Eleven smiled too. “Good of you to join us, Jasper.”

“What does that even mean?”

“The forgetting spell keeps us hidden from the outside world,” explained Nine patiently. “Outsiders who visit Oak Haven forget the town as soon as they leave. And the spell has been updated for this here digital age—no selfies, no satellite images, no Google Street View.”

“But...” Jasper’s hand trembled slightly as he set down his mug. “None of this is possible. You do understand that, right? That this is impossible? I mean, I’m the county archivist! I should know about this place. I should have records, documentation...”

“Records are just paper.” Eleven’s eyes twinkled. “Paper burns. Paper gets lost. Paper forgets .”

“Never! Paper absolutely never?—”

“And people forget,” interrupted Twelve. “Every outsider who visits Oak Haven? Ziiiip! They go all smooth-brained, the minute they leave town.”

“Which is why,” Nine continued, “we take in the folks who need forgetting. Oak Haven takes refugees, runaways... even retired pirates.”

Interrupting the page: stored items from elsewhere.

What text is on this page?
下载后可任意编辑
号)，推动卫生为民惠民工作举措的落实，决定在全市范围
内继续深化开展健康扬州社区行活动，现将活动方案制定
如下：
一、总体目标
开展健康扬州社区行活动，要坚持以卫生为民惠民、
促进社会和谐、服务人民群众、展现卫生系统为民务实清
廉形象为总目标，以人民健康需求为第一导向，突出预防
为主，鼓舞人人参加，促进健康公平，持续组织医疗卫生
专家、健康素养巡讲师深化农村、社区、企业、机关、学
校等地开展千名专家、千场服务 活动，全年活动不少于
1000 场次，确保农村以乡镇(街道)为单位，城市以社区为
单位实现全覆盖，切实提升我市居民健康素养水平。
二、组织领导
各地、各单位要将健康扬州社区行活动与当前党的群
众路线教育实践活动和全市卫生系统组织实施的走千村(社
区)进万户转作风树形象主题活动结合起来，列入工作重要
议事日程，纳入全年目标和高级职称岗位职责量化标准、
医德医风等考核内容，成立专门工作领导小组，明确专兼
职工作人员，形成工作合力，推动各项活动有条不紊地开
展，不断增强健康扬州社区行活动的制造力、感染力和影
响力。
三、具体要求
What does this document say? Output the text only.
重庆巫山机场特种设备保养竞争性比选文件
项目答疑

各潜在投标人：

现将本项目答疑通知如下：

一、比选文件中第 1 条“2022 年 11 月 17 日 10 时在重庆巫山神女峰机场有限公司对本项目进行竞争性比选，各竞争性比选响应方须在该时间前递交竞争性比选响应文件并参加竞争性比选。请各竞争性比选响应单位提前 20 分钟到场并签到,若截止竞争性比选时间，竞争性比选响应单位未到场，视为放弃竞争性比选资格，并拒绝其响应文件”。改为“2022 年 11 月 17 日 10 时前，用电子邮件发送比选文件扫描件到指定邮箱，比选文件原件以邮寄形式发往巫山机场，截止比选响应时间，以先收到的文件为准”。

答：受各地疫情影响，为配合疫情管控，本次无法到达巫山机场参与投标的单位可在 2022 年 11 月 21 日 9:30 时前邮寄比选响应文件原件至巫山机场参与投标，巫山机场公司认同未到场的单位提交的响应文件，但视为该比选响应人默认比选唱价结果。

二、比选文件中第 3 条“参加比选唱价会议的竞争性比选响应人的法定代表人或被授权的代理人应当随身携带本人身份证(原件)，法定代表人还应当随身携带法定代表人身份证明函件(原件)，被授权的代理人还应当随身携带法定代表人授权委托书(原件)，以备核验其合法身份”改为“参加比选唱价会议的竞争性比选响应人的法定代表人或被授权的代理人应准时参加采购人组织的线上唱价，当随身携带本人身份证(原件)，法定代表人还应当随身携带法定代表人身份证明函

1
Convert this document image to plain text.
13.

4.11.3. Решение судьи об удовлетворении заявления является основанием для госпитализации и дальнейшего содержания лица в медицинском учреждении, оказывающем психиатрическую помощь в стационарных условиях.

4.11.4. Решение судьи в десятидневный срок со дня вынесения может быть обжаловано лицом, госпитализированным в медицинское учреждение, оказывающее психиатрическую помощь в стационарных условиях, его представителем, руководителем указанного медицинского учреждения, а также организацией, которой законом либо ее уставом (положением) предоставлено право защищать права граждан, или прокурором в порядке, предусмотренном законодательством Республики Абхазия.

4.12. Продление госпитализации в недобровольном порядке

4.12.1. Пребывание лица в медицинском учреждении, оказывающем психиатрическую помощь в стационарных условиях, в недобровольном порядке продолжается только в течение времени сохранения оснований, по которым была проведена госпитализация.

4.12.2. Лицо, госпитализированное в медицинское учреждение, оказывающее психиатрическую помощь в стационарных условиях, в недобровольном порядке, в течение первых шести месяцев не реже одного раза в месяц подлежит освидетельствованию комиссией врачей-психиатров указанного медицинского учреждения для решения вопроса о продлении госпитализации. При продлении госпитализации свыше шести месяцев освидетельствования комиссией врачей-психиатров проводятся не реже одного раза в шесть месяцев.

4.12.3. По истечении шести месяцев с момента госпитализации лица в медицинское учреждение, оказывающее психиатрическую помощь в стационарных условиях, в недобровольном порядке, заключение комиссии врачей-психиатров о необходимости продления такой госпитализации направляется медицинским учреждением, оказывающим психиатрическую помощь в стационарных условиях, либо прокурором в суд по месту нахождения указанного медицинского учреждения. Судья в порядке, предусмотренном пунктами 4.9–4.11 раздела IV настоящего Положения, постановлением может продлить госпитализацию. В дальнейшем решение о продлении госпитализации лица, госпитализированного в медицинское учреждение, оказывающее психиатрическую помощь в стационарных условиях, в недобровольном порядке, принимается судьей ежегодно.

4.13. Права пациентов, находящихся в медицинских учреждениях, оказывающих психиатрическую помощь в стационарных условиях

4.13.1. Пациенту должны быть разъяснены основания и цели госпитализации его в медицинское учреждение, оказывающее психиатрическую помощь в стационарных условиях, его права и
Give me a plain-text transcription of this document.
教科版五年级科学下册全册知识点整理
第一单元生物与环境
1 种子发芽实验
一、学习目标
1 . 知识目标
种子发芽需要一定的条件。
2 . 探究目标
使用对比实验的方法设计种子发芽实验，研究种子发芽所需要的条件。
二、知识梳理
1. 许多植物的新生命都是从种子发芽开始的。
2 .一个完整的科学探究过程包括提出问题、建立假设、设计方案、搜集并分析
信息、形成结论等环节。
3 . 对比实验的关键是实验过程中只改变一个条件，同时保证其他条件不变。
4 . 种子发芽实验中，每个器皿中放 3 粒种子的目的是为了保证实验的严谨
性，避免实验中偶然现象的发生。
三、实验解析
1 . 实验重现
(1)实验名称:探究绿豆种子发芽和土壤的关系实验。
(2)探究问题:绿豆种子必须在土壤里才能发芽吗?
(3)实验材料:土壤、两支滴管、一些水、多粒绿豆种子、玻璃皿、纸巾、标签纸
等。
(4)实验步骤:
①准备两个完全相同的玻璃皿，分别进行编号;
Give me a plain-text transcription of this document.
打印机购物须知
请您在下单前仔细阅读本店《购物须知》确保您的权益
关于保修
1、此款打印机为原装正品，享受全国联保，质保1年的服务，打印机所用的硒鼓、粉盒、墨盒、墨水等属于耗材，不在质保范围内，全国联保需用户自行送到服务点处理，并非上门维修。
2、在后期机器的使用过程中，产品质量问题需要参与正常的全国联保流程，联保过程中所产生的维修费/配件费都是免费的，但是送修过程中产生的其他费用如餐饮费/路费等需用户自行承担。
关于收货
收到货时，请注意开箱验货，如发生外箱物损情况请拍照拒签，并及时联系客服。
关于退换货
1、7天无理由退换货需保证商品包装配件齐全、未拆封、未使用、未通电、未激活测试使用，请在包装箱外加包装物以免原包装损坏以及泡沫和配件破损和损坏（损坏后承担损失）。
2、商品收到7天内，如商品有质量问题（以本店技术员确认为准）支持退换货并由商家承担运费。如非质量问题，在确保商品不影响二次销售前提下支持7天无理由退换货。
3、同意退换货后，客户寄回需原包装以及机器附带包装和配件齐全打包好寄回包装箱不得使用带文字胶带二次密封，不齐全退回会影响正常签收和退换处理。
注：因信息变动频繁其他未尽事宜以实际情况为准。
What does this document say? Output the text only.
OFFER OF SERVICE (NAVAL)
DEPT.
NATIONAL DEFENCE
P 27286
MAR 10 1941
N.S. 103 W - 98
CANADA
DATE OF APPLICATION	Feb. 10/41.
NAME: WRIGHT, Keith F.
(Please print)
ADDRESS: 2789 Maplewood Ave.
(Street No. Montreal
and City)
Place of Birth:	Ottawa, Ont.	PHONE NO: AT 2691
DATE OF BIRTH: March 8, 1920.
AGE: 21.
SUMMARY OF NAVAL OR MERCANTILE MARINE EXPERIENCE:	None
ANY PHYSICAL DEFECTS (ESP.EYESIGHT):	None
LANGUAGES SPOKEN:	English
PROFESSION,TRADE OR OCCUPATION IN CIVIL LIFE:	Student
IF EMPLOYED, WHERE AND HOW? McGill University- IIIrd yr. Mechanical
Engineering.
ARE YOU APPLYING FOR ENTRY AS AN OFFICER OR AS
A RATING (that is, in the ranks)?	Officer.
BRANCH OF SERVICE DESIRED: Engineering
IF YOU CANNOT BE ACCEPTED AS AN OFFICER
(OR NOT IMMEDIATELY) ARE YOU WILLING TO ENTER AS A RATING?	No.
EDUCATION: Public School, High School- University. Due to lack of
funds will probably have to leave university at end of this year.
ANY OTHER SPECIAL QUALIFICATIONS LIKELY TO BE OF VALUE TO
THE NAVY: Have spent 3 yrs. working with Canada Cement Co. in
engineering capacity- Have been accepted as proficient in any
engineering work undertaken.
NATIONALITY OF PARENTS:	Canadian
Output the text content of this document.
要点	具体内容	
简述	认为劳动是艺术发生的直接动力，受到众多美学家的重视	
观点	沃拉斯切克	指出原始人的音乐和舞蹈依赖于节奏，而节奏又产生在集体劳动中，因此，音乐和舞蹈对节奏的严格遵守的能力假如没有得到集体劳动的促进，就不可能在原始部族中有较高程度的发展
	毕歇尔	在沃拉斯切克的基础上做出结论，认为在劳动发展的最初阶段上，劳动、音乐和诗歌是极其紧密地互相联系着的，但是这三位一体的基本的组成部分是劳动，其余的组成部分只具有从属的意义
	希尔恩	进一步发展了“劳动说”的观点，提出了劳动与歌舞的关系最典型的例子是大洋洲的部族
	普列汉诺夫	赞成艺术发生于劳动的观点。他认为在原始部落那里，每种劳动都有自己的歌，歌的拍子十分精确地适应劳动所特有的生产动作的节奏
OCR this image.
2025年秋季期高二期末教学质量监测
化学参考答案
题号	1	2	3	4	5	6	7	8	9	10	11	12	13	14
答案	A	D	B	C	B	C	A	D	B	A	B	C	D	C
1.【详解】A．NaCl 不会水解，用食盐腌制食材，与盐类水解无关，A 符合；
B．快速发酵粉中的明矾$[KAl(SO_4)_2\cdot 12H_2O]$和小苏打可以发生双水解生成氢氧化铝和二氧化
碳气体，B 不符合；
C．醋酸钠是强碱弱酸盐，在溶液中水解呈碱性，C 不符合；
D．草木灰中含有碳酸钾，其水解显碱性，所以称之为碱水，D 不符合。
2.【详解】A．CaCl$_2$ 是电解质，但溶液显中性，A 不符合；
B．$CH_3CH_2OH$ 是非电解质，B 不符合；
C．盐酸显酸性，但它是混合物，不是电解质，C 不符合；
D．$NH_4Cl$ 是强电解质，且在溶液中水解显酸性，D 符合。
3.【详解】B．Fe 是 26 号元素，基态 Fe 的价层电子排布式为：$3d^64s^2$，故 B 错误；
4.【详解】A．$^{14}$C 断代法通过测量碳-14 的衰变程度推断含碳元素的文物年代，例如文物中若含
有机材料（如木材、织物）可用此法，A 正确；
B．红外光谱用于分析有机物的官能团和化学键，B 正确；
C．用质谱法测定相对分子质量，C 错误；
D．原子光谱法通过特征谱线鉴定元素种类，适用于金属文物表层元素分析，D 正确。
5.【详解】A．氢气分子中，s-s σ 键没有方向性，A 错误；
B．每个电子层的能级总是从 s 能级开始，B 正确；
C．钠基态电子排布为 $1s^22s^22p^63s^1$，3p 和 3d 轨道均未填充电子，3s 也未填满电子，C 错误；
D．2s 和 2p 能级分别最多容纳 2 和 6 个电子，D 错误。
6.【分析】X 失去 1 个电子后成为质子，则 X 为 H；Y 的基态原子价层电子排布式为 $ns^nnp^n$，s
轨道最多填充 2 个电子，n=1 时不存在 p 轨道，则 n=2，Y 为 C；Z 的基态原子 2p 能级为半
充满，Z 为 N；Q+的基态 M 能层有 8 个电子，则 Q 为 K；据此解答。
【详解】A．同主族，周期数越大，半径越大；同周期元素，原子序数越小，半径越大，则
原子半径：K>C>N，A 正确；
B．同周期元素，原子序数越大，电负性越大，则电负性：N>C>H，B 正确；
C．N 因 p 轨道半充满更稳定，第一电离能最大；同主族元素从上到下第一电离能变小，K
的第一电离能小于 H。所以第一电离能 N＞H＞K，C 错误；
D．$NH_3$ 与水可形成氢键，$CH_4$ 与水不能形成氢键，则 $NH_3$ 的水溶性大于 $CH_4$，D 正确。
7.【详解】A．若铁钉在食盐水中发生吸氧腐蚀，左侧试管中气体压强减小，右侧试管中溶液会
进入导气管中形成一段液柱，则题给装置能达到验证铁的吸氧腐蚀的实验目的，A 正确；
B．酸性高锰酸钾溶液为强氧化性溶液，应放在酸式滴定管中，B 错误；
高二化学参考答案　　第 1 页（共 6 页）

“I’m sorry...” Jasper picked up the mug and drained it. His professional composure was hanging by a thread. “ Pirates ?”

“Oh sure!” Nine gestured at his boys. “Me and the boys here are all descended from the Great Sea Wolf, Earl of Anglia, Terror of Tortuga. Reformed himself, married a witch, opened this very hardware store. We’ve been helping folks start fresh ever since.”

“Let me get this straight. Oak Haven is a magical sanctuary town, protected by spells, founded by Salem witches trying to make up for abandoning their innocent neighbors?”

“That’s about the size of it.”

“So tell us...” Twelve leaned forward like he was ready to start a conspiracy of two. “What are you running from, Jasper?”

“Nothing.” He frowned. “Unless you consider me a refugee from an office Christmas party. But I still don’t understand.

If secrecy is so important to you all, why are you just.

.. telling me all this? You do understand that I’m a representative of the county government, right?

Aren’t I the last person you’d want to be so candid with? ”

The Earls burst out laughing. Nine actually slapped his knee. “Oh, that’s a good one!”

“What’s so funny?”

“Well—” Eleven wiped a tear from his eye “—seems a bit late to worry about government oversight. Considering this is your sixth visit in as many weeks.”

The empty mug slipped from Jasper’s suddenly numb fingers. “ My what ?!”